TCRs participated remotely and we bolstered our normal remote participation to make it a more active part of the ceremony. We revised the DNSSEC Practice Statement (DPS), and four TCRs transferred their credentials to IANA staff to act as surrogates. We also minimised the scope of the ceremony to the most essential items (deferring tasks relating to TCR replacement and Hardware Security Module induction). We also decided to sign key materials to cover nine months, rather than the normal three, to give us more time to deal with the pandemic before needing to hold another ceremony. As a result, the next ceremony should take place around February 2021.
2020 has definitely been a challenging year so far and has tested our ability to be adaptive and exercise worst case scenarios that were built into the design. Thankfully, with the support of the operational community, we’ve been able to make necessary changes while retaining full confidence in the security of the KSK materials.
The Future of KSK Ceremonies
We feel that the our current approach to KSK management is transparent and accountable thanks to independent auditors, TCRs and the community overseeing us and providing us with feedback on how to maintain trust in the system. We are also proud to provide information and best practices to the cryptographic community on how these key ceremonies are conducted.
However, constant renewal is part of our DNA and we’re always looking to re-evaluate how to do things better. Some of the issues raised in the recent ceremonies were already on our radar, but COVID-19 makes addressing them more important.
Key Management Facilities
At the moment both of our KSK facilities are located in the US and a task for us to explore with the community is whether this needs to change. Having facilities in different locations may add resiliency to make it easier to hold ceremonies, but it has the cost of increasing the risk of attack as there are more locations to defend. More facilities will also increase the cost of running the KSK as these facilities are expensive to run and we need to have staff nearby to manage them. Rotating through more facilities means each one lays at rest longer which increases the opportunity for surreptitious activity or decay in operational environment. It will be a complicated discussion to strike the right set of tradeoffs for cost, complexity, resiliency and security.
Global mobility and physical-based security
In a post-pandemic 21st century, is a model founded on distributing trust around the world using physical separation still appropriate? Now that we know that international travel can be impacted so severely, should we rely more on logical sharing of essential elements? Do fundamental aspects need a redesign? For the long-term health of the model, we need to think about the existing design to see if it is still the best way to manage the system.

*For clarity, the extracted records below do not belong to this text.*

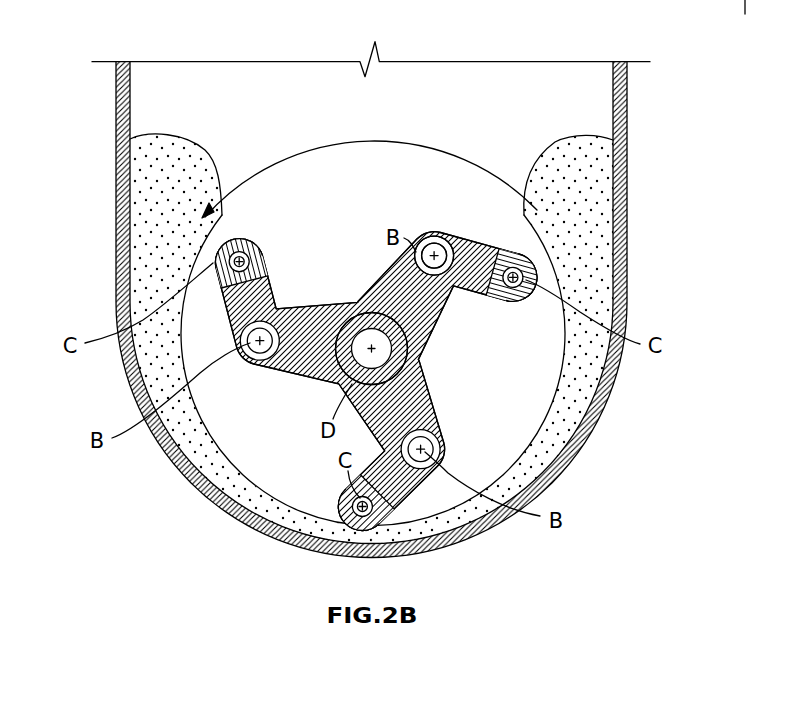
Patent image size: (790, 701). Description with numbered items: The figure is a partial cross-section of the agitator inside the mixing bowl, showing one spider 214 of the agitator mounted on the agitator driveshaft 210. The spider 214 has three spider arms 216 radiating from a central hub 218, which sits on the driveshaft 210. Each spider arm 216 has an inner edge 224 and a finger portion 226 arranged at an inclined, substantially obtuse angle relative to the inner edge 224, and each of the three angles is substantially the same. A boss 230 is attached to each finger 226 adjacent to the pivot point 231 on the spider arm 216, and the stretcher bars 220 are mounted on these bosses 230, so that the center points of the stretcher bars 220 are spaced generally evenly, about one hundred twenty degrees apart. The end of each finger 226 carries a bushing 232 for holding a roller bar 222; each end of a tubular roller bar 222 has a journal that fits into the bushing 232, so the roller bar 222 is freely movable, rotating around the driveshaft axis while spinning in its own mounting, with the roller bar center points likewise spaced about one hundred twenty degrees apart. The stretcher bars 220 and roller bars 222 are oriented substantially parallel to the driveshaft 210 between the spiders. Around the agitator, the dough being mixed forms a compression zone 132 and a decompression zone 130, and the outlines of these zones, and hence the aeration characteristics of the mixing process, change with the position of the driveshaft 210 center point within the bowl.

The decompression zone 130 is at (608, 173).
The compression zone 132 is at (158, 247).
The agitator driveshaft 210 is at (382, 349).
The spider 214 is at (379, 225).
The spider arm 216 is at (393, 280).
The central hub 218 is at (347, 302).
The stretcher bar 220 is at (427, 243).
The roller bar 222 is at (250, 243).
The inner edge 224 is at (310, 306).
The finger portion 226 is at (536, 208).
The boss 230 is at (454, 248).
The pivot point 231 is at (428, 248).
The bushing 232 is at (236, 240).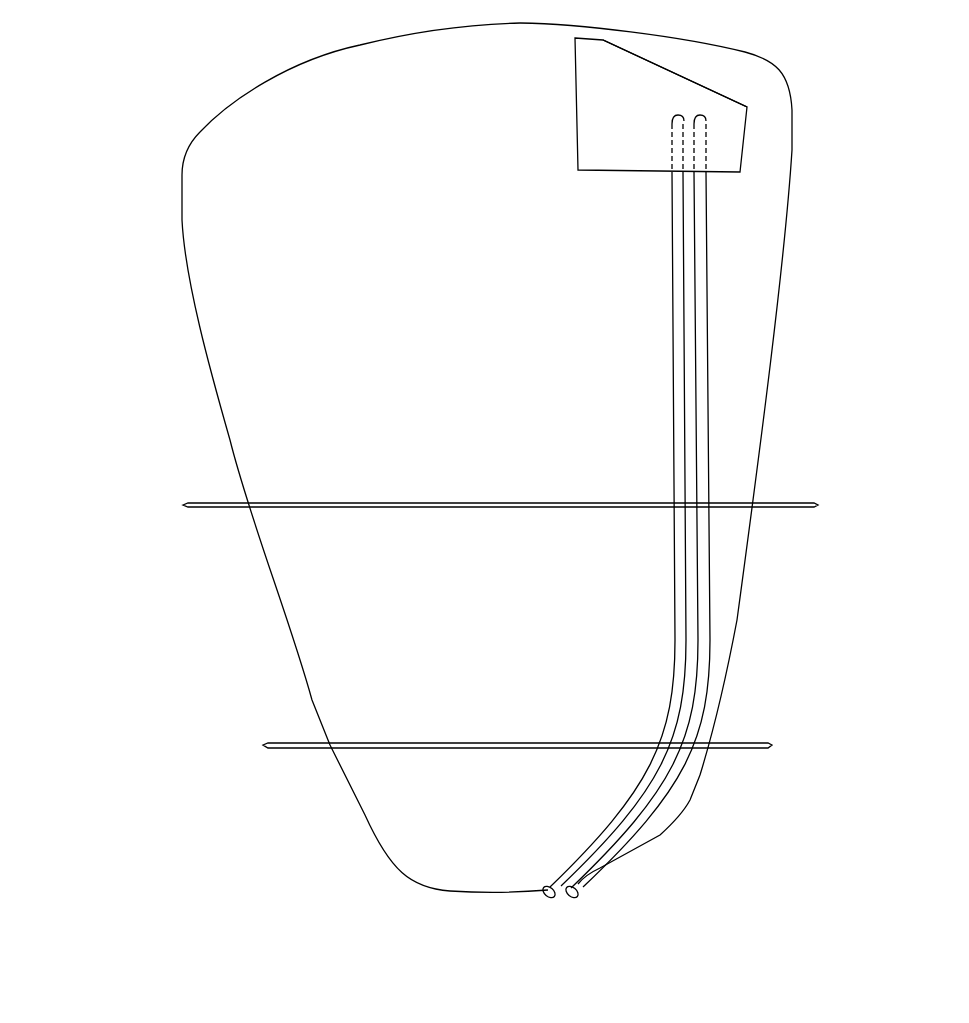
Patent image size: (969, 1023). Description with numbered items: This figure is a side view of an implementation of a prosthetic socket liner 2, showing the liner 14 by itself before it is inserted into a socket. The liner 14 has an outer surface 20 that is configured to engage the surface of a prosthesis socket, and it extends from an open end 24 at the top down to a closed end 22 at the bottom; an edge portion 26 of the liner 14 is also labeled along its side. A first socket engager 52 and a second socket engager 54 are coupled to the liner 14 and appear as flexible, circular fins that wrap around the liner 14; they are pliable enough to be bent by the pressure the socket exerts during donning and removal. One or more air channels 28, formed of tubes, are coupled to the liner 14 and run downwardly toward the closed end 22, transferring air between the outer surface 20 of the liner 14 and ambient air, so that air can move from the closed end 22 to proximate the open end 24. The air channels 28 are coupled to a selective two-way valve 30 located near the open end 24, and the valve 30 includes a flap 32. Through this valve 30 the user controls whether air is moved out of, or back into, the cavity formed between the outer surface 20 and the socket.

The prosthetic socket liner 2 is at (141, 280).
The liner 14 is at (222, 113).
The outer surface 20 is at (389, 283).
The closed end 22 is at (472, 893).
The open end 24 is at (792, 150).
The rear edge 26 is at (777, 300).
The air channels 28 is at (673, 395).
The selective two-way valve 30 is at (577, 97).
The flap 32 is at (678, 78).
The first socket engager 52 is at (210, 508).
The second socket engager 54 is at (737, 749).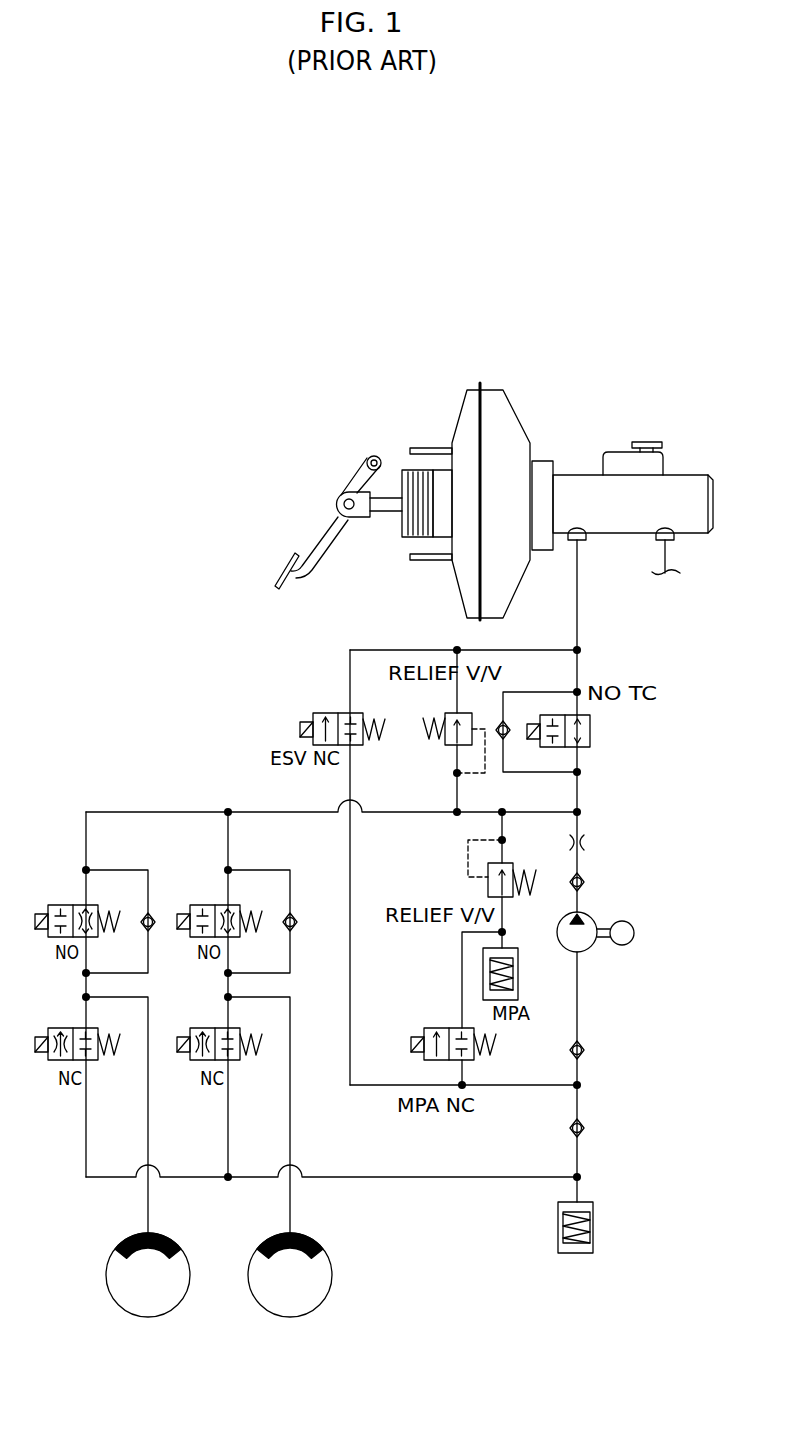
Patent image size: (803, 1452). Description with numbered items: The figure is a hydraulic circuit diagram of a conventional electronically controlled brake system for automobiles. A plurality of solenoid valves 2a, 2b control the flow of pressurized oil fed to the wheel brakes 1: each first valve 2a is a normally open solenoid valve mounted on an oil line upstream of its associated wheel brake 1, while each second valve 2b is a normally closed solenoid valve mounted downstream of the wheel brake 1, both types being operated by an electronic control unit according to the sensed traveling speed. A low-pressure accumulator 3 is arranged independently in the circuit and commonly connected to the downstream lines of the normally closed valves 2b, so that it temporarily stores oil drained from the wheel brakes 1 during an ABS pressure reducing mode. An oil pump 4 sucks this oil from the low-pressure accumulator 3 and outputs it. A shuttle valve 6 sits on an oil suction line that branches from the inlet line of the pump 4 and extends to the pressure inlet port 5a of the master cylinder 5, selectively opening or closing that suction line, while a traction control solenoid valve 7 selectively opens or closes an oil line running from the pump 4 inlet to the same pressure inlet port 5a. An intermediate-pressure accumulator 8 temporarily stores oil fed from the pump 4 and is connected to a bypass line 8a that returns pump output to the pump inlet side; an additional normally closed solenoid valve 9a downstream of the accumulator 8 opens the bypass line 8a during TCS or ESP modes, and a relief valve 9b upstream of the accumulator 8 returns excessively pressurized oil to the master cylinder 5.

The wheel brake 1 is at (120, 1255).
The first solenoid valve 2a is at (78, 905).
The second solenoid valve 2b is at (80, 1028).
The low-pressure accumulator 3 is at (558, 1227).
The oil pump 4 is at (593, 948).
The master cylinder 5 is at (572, 483).
The pressure inlet port 5a is at (583, 541).
The shuttle valve 6 is at (334, 713).
The traction control solenoid valve 7 is at (592, 737).
The intermediate-pressure accumulator 8 is at (518, 973).
The bypass line 8a is at (462, 962).
The NC-type solenoid valve 9a is at (443, 1028).
The relief valve 9b is at (510, 863).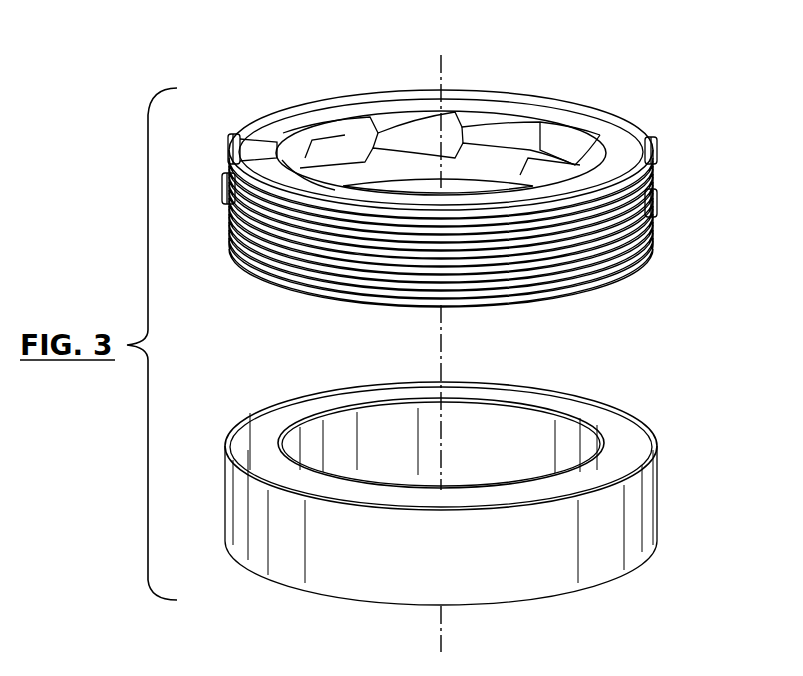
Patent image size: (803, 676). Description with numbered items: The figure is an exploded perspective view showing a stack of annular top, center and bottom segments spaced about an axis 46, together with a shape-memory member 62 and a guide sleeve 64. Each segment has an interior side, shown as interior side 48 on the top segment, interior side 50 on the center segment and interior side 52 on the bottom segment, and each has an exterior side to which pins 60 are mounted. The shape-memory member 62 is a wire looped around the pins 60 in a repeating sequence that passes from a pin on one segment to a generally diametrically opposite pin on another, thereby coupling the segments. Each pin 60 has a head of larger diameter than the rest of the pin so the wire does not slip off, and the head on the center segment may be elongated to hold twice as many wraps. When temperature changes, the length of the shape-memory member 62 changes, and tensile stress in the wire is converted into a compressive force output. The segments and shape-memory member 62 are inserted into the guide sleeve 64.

The axis 46 is at (441, 68).
The interior side 48 is at (590, 122).
The interior side 50 is at (573, 130).
The interior side 52 is at (520, 145).
The pins 60 is at (226, 148).
The shape-memory member 62 is at (598, 280).
The guide sleeve 64 is at (654, 431).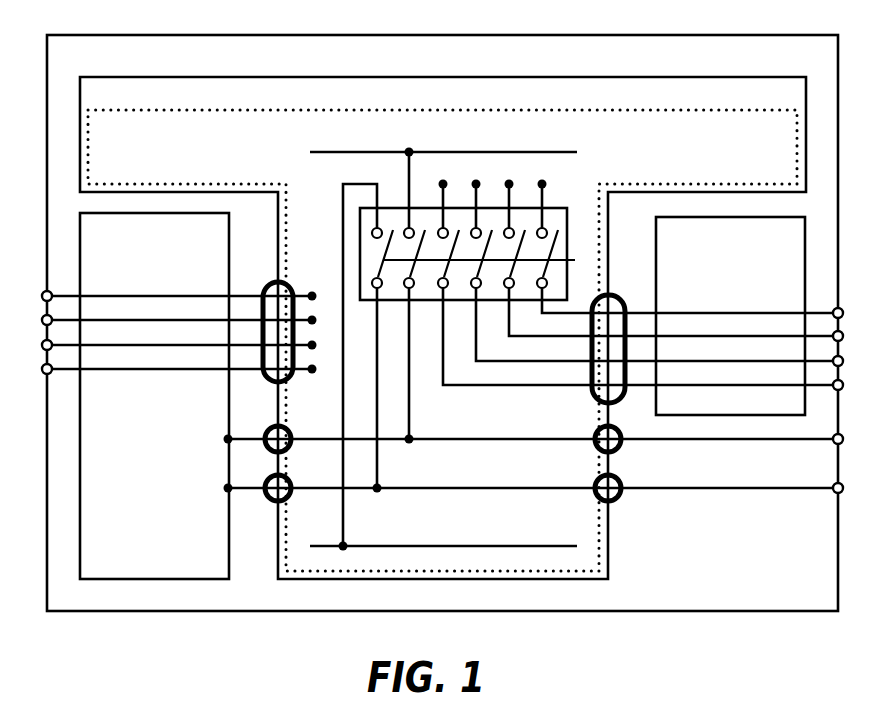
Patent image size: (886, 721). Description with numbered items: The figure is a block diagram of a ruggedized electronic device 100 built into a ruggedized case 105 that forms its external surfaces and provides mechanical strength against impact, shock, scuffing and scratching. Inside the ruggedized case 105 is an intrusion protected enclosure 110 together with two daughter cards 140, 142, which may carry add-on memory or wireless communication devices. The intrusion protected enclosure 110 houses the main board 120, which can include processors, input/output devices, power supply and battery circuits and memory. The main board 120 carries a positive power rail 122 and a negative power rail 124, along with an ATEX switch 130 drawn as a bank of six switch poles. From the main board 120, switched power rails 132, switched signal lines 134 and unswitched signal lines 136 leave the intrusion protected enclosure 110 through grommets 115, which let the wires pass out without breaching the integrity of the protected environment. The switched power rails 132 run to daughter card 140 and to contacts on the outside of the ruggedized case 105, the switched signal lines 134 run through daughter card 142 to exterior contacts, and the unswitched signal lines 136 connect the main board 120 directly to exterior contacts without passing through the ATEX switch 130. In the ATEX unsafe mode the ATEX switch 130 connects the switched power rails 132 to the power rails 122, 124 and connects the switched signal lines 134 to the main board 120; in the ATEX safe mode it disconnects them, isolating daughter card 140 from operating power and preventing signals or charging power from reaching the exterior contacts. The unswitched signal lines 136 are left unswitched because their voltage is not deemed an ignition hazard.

The ruggedized electronic device 100 is at (439, 327).
The ruggedized case 105 is at (56, 35).
The intrusion protected enclosure 110 is at (85, 77).
The grommet 115 is at (290, 281).
The main board 120 is at (442, 340).
The power rail 122 is at (572, 138).
The power rail 124 is at (562, 545).
The ATEX switch 130 is at (572, 196).
The switched power rails 132 is at (500, 442).
The switched signal lines 134 is at (503, 388).
The unswitched signal lines 136 is at (145, 371).
The daughter card 140 is at (154, 396).
The daughter card 142 is at (730, 316).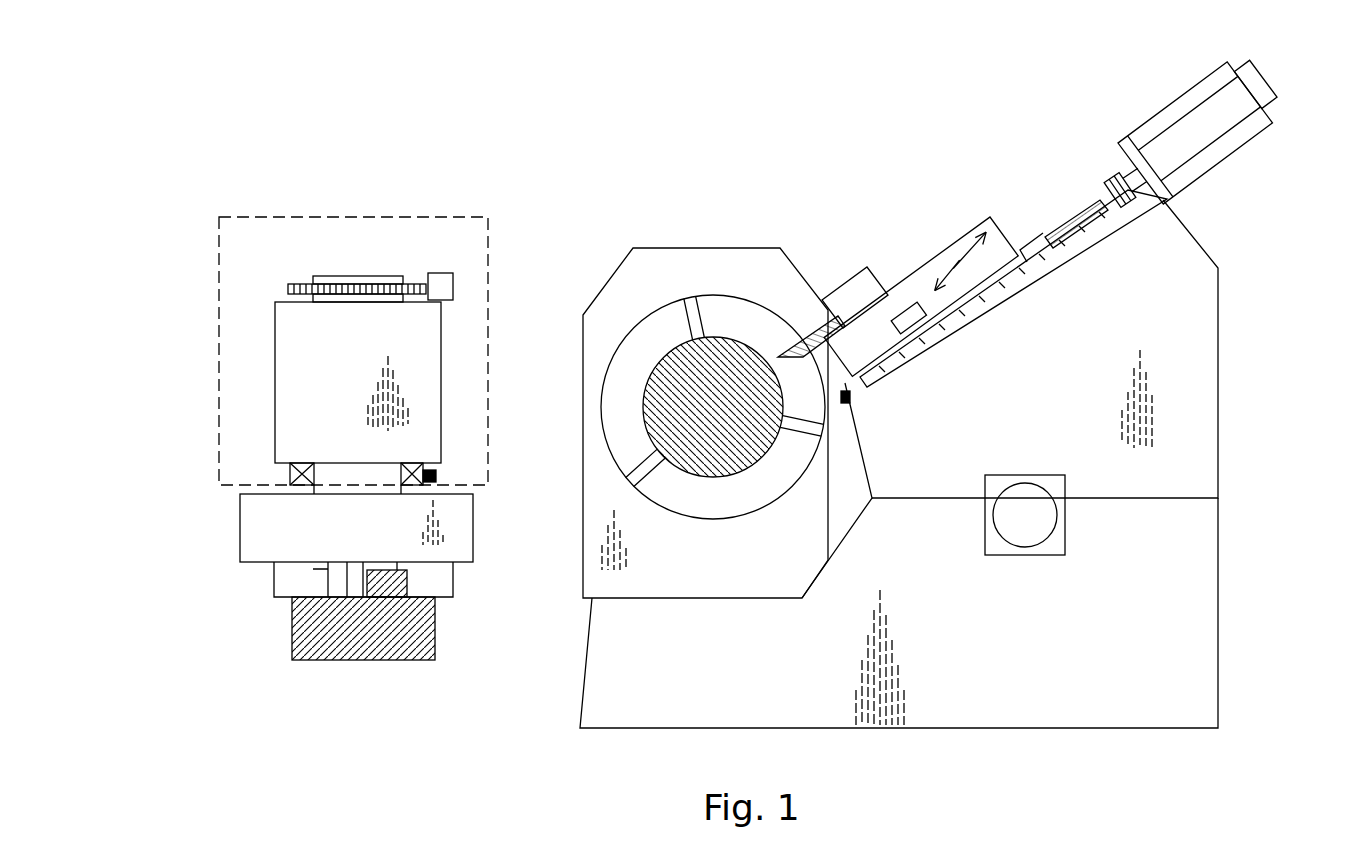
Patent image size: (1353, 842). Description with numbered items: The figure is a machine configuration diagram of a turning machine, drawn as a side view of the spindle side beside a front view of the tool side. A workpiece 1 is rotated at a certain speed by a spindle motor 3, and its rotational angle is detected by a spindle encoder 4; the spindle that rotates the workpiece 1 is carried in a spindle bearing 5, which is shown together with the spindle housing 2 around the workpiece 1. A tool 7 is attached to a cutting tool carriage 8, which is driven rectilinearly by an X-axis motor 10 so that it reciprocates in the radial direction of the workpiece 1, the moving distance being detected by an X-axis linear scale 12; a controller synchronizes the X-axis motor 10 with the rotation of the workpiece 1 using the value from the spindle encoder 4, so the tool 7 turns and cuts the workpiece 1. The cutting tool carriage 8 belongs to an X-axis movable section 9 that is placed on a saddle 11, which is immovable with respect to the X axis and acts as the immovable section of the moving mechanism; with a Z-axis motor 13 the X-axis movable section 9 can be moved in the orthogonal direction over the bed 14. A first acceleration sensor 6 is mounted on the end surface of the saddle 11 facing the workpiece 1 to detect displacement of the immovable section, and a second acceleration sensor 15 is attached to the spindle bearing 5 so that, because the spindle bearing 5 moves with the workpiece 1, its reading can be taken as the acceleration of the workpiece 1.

The workpiece 1 is at (307, 637).
The spindle housing 2 is at (258, 523).
The spindle motor 3 is at (300, 367).
The spindle encoder 4 is at (440, 274).
The spindle bearing 5 is at (290, 475).
The first acceleration sensor 6 is at (853, 395).
The tool 7 is at (811, 342).
The cutting tool carriage 8 is at (856, 290).
The X-axis movable section 9 is at (1002, 228).
The X-axis motor 10 is at (1200, 110).
The saddle 11 is at (1200, 345).
The X-axis linear scale 12 is at (990, 292).
The Z-axis motor 13 is at (1030, 527).
The bed 14 is at (1165, 690).
The second acceleration sensor 15 is at (438, 476).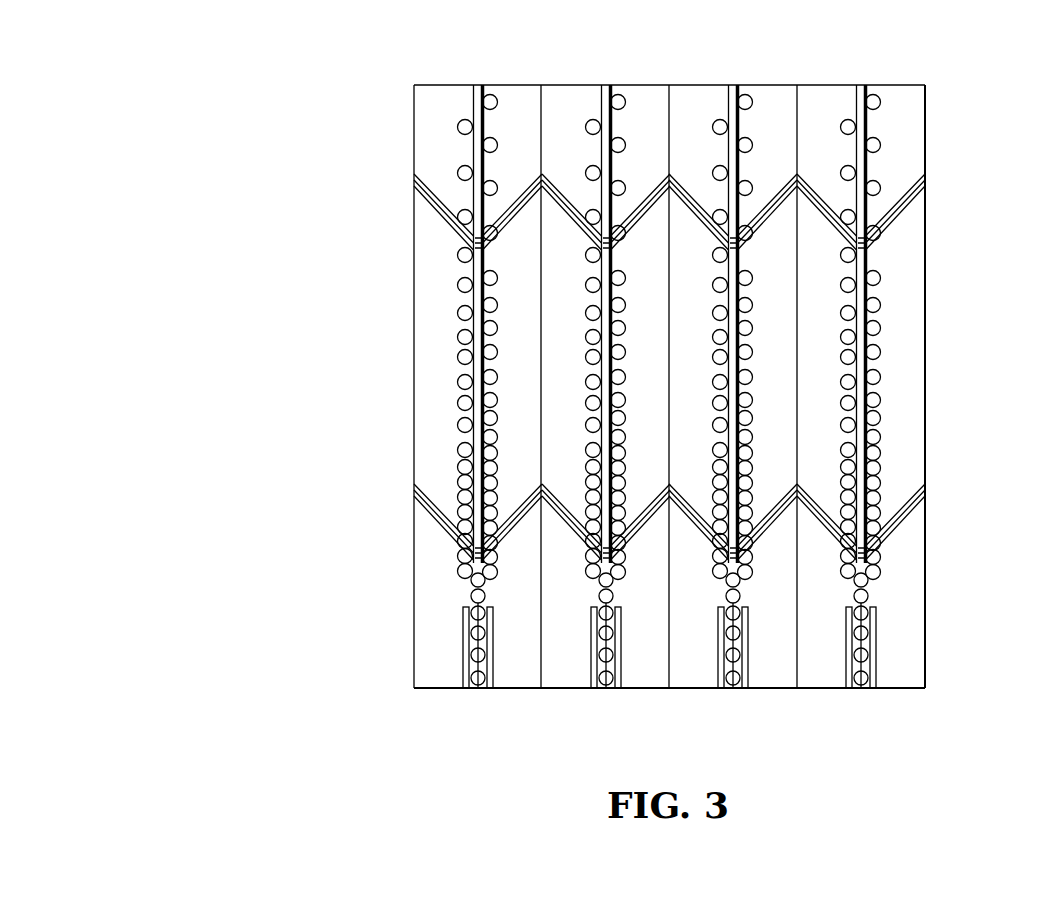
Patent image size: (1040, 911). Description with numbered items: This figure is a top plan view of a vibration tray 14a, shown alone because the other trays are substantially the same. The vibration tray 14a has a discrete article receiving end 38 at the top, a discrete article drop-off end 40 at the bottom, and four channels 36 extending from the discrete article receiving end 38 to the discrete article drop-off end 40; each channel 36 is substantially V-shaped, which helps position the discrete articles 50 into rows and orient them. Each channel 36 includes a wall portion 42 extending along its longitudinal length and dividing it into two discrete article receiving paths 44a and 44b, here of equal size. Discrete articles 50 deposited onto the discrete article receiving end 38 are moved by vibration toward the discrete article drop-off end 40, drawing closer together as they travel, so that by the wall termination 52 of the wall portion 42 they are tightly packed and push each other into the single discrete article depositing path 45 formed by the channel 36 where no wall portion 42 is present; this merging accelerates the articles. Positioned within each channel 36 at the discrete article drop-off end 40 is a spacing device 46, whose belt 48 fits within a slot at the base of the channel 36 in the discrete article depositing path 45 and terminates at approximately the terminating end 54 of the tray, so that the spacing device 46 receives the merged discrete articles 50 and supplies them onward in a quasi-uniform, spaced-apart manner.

The vibration tray 14a is at (286, 105).
The channel 36 is at (515, 403).
The discrete article receiving end 38 is at (940, 100).
The discrete article drop-off end 40 is at (960, 660).
The wall portion 42 is at (856, 105).
The discrete article receiving path 44a is at (824, 102).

Another area of consideration is whether to implement the notion of a “standby key”. If we generate and pre-populate an alternate trust anchor, then it can be put into action if needed via different mechanisms. Benefits of this approach include recovery from force majeure events, but it requires the added cost and complexity of storing the standby key elsewhere to avoid fate sharing with the production key. If we use alternate mechanisms/different facilities than the production key, how do we then secure it to a satisfactory level? And if it is stored in a scaled down facility, when we need to use it how would we perform ceremony operations?
Your help is needed
Ensuring trust in the system is fundamental to how we operate, and we think radical transparency to shine light on the process helps foster trust, as messy as the details may be. New participants are always welcome through participating in future ceremonies (either remotely, or in person when circumstances allow), volunteering to be a TCR, or engaging in discussions on how to evolve the system. New perspective hones our approach and brings our attention to new ideas that we may not have considered before.